Reviving rustic rhythm
A Shandong music teacher is mixing traditional compositions with modern techniques to popularize the folk art of clapper talk among youngsters, Zhang Lei reports.
A classroom packed with chatty first-graders at Quanxin primary school in Jinan, East China's Shandong province, hits pin-drop silence as a teacher walks in. His gown and mandarin-collared jacket project a serious demeanor until he fishes out a pair of clappers from his bag and breaks into a rhythmic caper to accompany his narrative singing. The children beam with joy and burst into peals of laughter.

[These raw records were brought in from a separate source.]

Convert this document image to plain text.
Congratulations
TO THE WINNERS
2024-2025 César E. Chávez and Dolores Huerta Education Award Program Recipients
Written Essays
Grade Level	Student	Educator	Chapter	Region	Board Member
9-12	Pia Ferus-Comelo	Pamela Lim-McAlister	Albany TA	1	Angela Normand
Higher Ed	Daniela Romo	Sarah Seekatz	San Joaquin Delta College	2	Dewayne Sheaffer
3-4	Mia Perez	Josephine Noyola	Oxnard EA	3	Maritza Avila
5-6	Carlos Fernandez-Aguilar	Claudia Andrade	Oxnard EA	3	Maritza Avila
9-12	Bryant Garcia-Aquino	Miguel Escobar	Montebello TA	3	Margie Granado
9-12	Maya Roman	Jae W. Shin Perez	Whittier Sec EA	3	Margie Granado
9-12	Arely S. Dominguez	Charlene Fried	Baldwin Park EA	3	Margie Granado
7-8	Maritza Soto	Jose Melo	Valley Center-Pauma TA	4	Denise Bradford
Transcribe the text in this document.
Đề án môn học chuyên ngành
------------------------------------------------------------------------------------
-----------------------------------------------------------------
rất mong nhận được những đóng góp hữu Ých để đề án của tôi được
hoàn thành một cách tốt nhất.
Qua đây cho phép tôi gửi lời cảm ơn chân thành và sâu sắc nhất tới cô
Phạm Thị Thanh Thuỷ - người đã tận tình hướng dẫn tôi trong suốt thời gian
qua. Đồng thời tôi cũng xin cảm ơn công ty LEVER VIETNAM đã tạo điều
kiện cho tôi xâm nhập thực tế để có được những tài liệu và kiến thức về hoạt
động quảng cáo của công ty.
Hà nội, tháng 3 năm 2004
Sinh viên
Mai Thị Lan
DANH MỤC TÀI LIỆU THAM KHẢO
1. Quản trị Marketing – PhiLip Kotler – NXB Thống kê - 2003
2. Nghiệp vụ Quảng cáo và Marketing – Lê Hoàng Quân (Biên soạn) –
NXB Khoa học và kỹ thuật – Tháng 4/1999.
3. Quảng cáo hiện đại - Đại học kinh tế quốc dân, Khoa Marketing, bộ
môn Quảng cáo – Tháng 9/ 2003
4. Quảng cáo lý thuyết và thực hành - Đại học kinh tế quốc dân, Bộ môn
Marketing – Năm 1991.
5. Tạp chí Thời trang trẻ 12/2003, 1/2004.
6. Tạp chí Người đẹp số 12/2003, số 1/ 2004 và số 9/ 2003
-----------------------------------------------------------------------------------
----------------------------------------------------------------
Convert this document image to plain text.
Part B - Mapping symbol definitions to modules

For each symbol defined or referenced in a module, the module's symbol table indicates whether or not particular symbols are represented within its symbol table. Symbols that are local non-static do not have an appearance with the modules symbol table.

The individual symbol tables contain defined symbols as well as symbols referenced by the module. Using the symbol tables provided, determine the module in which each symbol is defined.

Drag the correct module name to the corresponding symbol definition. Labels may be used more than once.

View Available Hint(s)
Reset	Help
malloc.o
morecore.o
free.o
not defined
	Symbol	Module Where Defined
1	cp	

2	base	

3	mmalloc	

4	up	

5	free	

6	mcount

Meet Liu Yawei, a clapper talk performer who is doing his bit to keep the traditional Chinese percussion instrument made of bamboo from sinking into oblivion. Clapper talk is one type of quyi, a general name of all the Chinese folk art forms of narrating stories in the form of storytelling and singing. Besides clapper talks, there are other types such as ballad singing, storytelling and cross-talk.
Liu, 34, has been showered with many titles, including Shandong province's "upward and kindhearted youth". In the eyes of his friends, he wears many hats: He is a music teacher and a TV host. However, the identity Liu cherishes the most is being the "representative inheritor" of Wang clapper talk, one of the three major schools of the art form.